David K. Smith, « Supramolecular gels – a panorama of low molecular-weight gelators from ancient origins to next-generation technologies », Soft Matter, 20, 2024, 10-70
Open Access publication available here
Abstract: Supramolecular gels, self-assembled from low-molecular-weight gelators (LMWGs), have a long history and a bright future. This review provides an overview of these materials, from their use in lubrication and personal care in the ancient world, through to next-generation technologies. In academic terms, colloid scientists in the 19th and early 20th centuries first understood such gels as being physically assembled as a result of weak interactions, combining a solid-like network having a degree of crystalline order with a highly mobile liquid-like phase. During the 20th century, industrial scientists began using these materials in new applications in the polymer, oil and food industries. The advent of supramolecular chemistry in the late 20th century, with its focus on non-covalent interactions and controlled self-assembly, saw the horizons for these materials shifted significantly beyond their historic rheological applications, expanding their potential. The ability to tune the LMWG chemical structure, manipulate hierarchical assembly, develop multi-component systems, and introduce new types of responsive and interactive behaviour, has been transformative.
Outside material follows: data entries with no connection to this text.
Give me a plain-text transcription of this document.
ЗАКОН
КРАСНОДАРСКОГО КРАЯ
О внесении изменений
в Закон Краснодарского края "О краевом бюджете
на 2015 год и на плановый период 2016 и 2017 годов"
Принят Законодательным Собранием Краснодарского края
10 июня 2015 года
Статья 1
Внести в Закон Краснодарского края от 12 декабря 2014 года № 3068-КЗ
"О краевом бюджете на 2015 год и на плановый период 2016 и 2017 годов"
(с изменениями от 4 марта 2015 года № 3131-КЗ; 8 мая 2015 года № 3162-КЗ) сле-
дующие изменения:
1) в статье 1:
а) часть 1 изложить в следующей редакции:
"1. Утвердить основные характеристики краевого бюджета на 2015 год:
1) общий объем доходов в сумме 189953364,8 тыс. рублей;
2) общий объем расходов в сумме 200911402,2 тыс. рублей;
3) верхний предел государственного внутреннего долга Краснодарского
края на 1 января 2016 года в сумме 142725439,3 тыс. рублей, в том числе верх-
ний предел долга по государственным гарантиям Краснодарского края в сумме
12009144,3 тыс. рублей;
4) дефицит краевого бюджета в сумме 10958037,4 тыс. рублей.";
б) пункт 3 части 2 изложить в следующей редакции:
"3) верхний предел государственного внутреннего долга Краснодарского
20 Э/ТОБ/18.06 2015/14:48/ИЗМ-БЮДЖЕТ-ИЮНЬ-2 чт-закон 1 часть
Furthermore, the dynamics of these materials are increasingly understood, creating metastable gels and transiently-fueled systems. New approaches to shaping and patterning gels are providing a unique opportunity for more sophisticated uses. These supramolecular advanced are increasingly underpinning and informing next-generation applications – from drug delivery and regenerative medicine to environmental remediation and sustainable energy. In summary, this article presents a panoramaover the field of supramolecular gels, emphasizing how both academic and industrial scientists are building on the past, and engaging new fundamental insights and innovative concepts to open up exciting horizons for their future use.